Besides, RBI will get another set of WPI, CPI inflation data for August and IIP numbers for July in September to firm up its view on interest rates before the fourth bi-monthly monetary policy review on September 29.

So far in 2015, RBI has cut benchmark rate twice out of policy review.

It did it first in January when repo (short term lending) rate was slashed by 0.25%, followed by a similar percentage point in March.

"It's more reasonable to go back to pattern during some time. But nobody ever rules out any action that central bank can take. It's one of the options that we always have," he said.

Meanwhile, RBI today kept the repo rate, the rate at which it lends to the system, unchanged at 7.25% and the cash reserve ratio, which is the proportion of deposits banks have to park with the central bank, at 4%.

"... it is prudent to keep the policy rate unchanged at the current juncture while maintaining the accommodative stance of monetary policy," RBI's third bi-monthly monetary policy statement said.

"Significant uncertainty will be resolved in the coming months, including the likely persistence of recent inflationary pressures, full monsoon out-turn, as well as possible Federal Reserve actions.

"As the RBI awaits greater transmission of its front-loaded past actions, it will monitor developments for emerging room for more accommodation," it said.

The outlook for growth is improving gradually, it said, adding that favourable real income effects could accrue from weaker commodity prices, in particular crude oil, and a possible step-up in agricultural activity if monsoon conditions continue to improve. 

Chandrajit Banerjee, Director General, Confederation of Indian Industry commenting on RBI's move to keep rates unchanged today, said: 

"Frontloading the interest rate cuts should have been allowed to continue as this would have sent a strong signal that the RBI aggressively addressing the growth risks in the economy accruing from weak demand conditions which are holding back investments. 

No doubt, CII appreciates the RBI’s concerns about the anticipated pipeline risks arising from inflationary expectations and unfavourable external developments as cited in the policy statement. However, crude oil prices have been on a downtrend, thereby allaying fears of imported inflation, the timing of the proposed Federal Reserve actions, which is anticipated to unsettle our financial market, is still unclear, and the government’s food policy management has beneficially impacted inflationary expectations which is reflected in our subdued headline inflation print. 

At the same time, credit demand is weak, and corporates and banks are grappling with a large number of stressed assets, particularly in the infrastructure sector.
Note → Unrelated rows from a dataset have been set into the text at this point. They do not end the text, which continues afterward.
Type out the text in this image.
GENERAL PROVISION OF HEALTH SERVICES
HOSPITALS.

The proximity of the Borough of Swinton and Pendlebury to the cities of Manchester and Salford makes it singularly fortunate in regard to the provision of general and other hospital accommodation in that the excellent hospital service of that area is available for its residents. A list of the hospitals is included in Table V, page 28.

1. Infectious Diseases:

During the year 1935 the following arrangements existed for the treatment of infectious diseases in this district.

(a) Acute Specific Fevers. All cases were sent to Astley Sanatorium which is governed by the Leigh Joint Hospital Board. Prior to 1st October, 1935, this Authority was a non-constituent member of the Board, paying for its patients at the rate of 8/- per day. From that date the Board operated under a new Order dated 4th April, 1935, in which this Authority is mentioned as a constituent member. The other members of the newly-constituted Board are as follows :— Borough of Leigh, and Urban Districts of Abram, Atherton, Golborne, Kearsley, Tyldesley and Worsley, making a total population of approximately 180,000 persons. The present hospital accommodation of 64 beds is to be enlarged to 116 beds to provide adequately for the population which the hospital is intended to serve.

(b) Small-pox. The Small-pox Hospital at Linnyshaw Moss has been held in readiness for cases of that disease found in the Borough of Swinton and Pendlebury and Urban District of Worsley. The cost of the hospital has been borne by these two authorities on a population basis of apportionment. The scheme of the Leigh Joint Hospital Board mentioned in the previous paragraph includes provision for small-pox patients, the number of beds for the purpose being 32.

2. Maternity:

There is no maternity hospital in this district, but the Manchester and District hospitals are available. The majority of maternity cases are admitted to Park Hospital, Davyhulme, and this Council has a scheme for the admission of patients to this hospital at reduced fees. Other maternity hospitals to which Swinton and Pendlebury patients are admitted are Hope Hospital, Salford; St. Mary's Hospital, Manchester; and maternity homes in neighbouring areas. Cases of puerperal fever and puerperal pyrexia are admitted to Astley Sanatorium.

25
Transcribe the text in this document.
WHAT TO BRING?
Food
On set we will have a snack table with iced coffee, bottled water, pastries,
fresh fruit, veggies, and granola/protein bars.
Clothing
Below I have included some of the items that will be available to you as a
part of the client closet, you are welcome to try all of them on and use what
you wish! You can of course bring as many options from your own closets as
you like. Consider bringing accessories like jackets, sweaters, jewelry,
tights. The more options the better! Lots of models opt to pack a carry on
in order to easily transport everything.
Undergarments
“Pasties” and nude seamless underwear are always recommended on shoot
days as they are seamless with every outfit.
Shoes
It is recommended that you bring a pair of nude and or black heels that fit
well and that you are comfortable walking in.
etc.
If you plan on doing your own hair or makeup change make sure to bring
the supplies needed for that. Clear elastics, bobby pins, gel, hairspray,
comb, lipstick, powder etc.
A cut in interest rate in such a situation would have done much to restore the investment cycle.

Going forward, CII expects that the spotlight would be shifted towards growth and RBI would resume monetary easing in its next monetary policy when there would hopefully be much more clarity about the inflation trajectory, the normalcy of monsoons and the possible Federal Reserve actions.  

Murthy Nagarajan, Head, Fixed Income ,Quantum AMC said: “The RBI as expected has maintained the policy rates; given that they had front-loaded the initial rate cuts between January and June. Although, our base case suggests rate cuts later in the year; but there is a possibility of a 25 bps cut in the September policy post clarity on FED action and the full impact of monsoon on food prices. We found the statement more accommodative as they find inflation risks balanced, which suggests that one should expect rate cuts ahead and it is only a matter of timing.”